Another significant theme is addressing bugs and enhancing security measures, as seen in PRs like #516 (ensuring proper database authentication) and #541 (optimizing database saving times). These enhancements are critical as they directly impact user trust and application reliability.
There is also an emphasis on optimizing performance through various means—reducing Docker image sizes (#355), implementing rate limiting with Redis (#438), and enhancing logging capabilities (#496). These optimizations are essential in maintaining efficient operations as user demand grows.
The discussions within PR comments reveal an active community engagement where contributors provide feedback and suggestions, fostering collaboration among developers. For instance, discussions around PR #535 regarding Docker Compose settings highlight the importance of clear communication in resolving technical issues collaboratively.

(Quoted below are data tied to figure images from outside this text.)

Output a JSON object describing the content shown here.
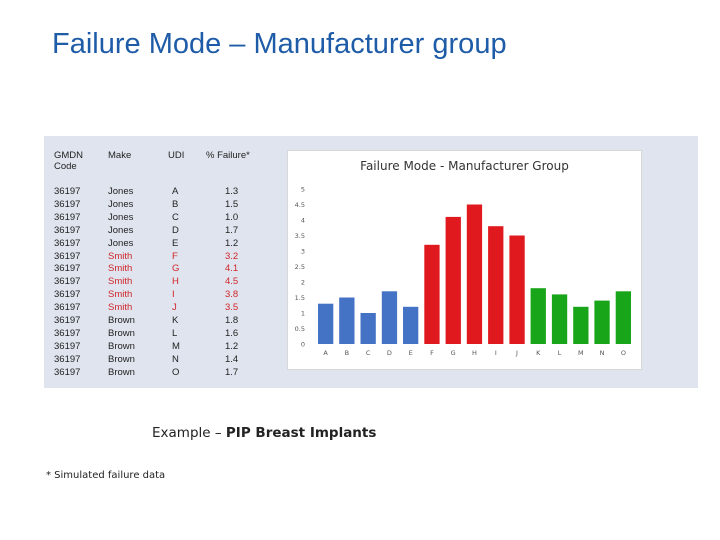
{
  "slide_title": "Failure Mode – Manufacturer group",
  "table": {
    "headers": {
      "gmdn": "GMDN Code",
      "make": "Make",
      "udi": "UDI",
      "failure": "% Failure*"
    },
    "rows": [
      {
        "gmdn": "36197",
        "make": "Jones",
        "udi": "A",
        "failure": "1.3"
      },
      {
        "gmdn": "36197",
        "make": "Jones",
        "udi": "B",
        "failure": "1.5"
      },
      {
        "gmdn": "36197",
        "make": "Jones",
        "udi": "C",
        "failure": "1.0"
      },
      {
        "gmdn": "36197",
        "make": "Jones",
        "udi": "D",
        "failure": "1.7"
      },
      {
        "gmdn": "36197",
        "make": "Jones",
        "udi": "E",
        "failure": "1.2"
      },
      {
        "gmdn": "36197",
        "make": "Smith",
        "udi": "F",
        "failure": "3.2"
      },
      {
        "gmdn": "36197",
        "make": "Smith",
        "udi": "G",
        "failure": "4.1"
      },
      {
        "gmdn": "36197",
        "make": "Smith",
        "udi": "H",
        "failure": "4.5"
      },
      {
        "gmdn": "36197",
        "make": "Smith",
        "udi": "I",
        "failure": "3.8"
      },
      {
        "gmdn": "36197",
        "make": "Smith",
        "udi": "J",
        "failure": "3.5"
      },
      {
        "gmdn": "36197",
        "make": "Brown",
        "udi": "K",
        "failure": "1.8"
      },
      {
        "gmdn": "36197",
        "make": "Brown",
        "udi": "L",
        "failure": "1.6"
      },
      {
        "gmdn": "36197",
        "make": "Brown",
        "udi": "M",
        "failure": "1.2"
      },
      {
        "gmdn": "36197",
        "make": "Brown",
        "udi": "N",
        "failure": "1.4"
      },
      {
        "gmdn": "36197",
        "make": "Brown",
        "udi": "O",
        "failure": "1.7"
      }
    ]
  },
  "chart_data": {
    "type": "bar",
    "title": "Failure Mode - Manufacturer Group",
    "xlabel": "",
    "ylabel": "",
    "categories": [
      "A",
      "B",
      "C",
      "D",
      "E",
      "F",
      "G",
      "H",
      "I",
      "J",
      "K",
      "L",
      "M",
      "N",
      "O"
    ],
    "values": [
      1.3,
      1.5,
      1.0,
      1.7,
      1.2,
      3.2,
      4.1,
      4.5,
      3.8,
      3.5,
      1.8,
      1.6,
      1.2,
      1.4,
      1.7
    ],
    "bar_colors": [
      "#4472c4",
      "#4472c4",
      "#4472c4",
      "#4472c4",
      "#4472c4",
      "#e0191e",
      "#e0191e",
      "#e0191e",
      "#e0191e",
      "#e0191e",
      "#19a519",
      "#19a519",
      "#19a519",
      "#19a519",
      "#19a519"
    ],
    "ylim": [
      0,
      5
    ],
    "yticks": [
      "0",
      "0.5",
      "1",
      "1.5",
      "2",
      "2.5",
      "3",
      "3.5",
      "4",
      "4.5",
      "5"
    ],
    "grid": false,
    "legend": "none"
  },
  "caption": {
    "prefix": "Example – ",
    "bold": "PIP Breast Implants"
  },
  "footnote": "* Simulated failure data",
  "colors": {
    "title": "#1f5ca8",
    "panel": "#dfe4ee",
    "smith_text": "#d0262a"
  }
}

However, there are some closed PRs that were not merged due to overlapping functionalities or because they were superseded by other changes (e.g., PRs #506 and #527). This indicates a need for better coordination among team members to avoid redundancy in efforts and streamline contributions effectively.
Overall, the current state of pull requests reflects a healthy development cycle characterized by active contributions aimed at enhancing functionality, fixing bugs, and improving overall user experience while maintaining robust community engagement practices.
Nicolas (nickscamara)
Gergő Móricz (mogery)
Rafael Miller (rafaelsideguide)
Thomas Kosmas (tomkosm)
Eric Ciarla (ericciarla)
Yuki Matsukura (matsubo)
Kent Hsu (KentHsu)
Kevin Swiber (kevinswiber)
Quan Ming (wahpiangle)
Caleb Peffer (calebpeffer)
Tak-S (tak-s)
Dependabot
v1-webscraper
branch, particularly in enhancing the /map
endpoint and adding tests.queue-worker
, addressing race conditions, logging issues, and job success propagation.v1-webscraper
branch, including websocket functionality for crawl status.Overall, the development team is engaged in a productive cycle of feature enhancement, testing, and collaboration aimed at improving the Firecrawl project.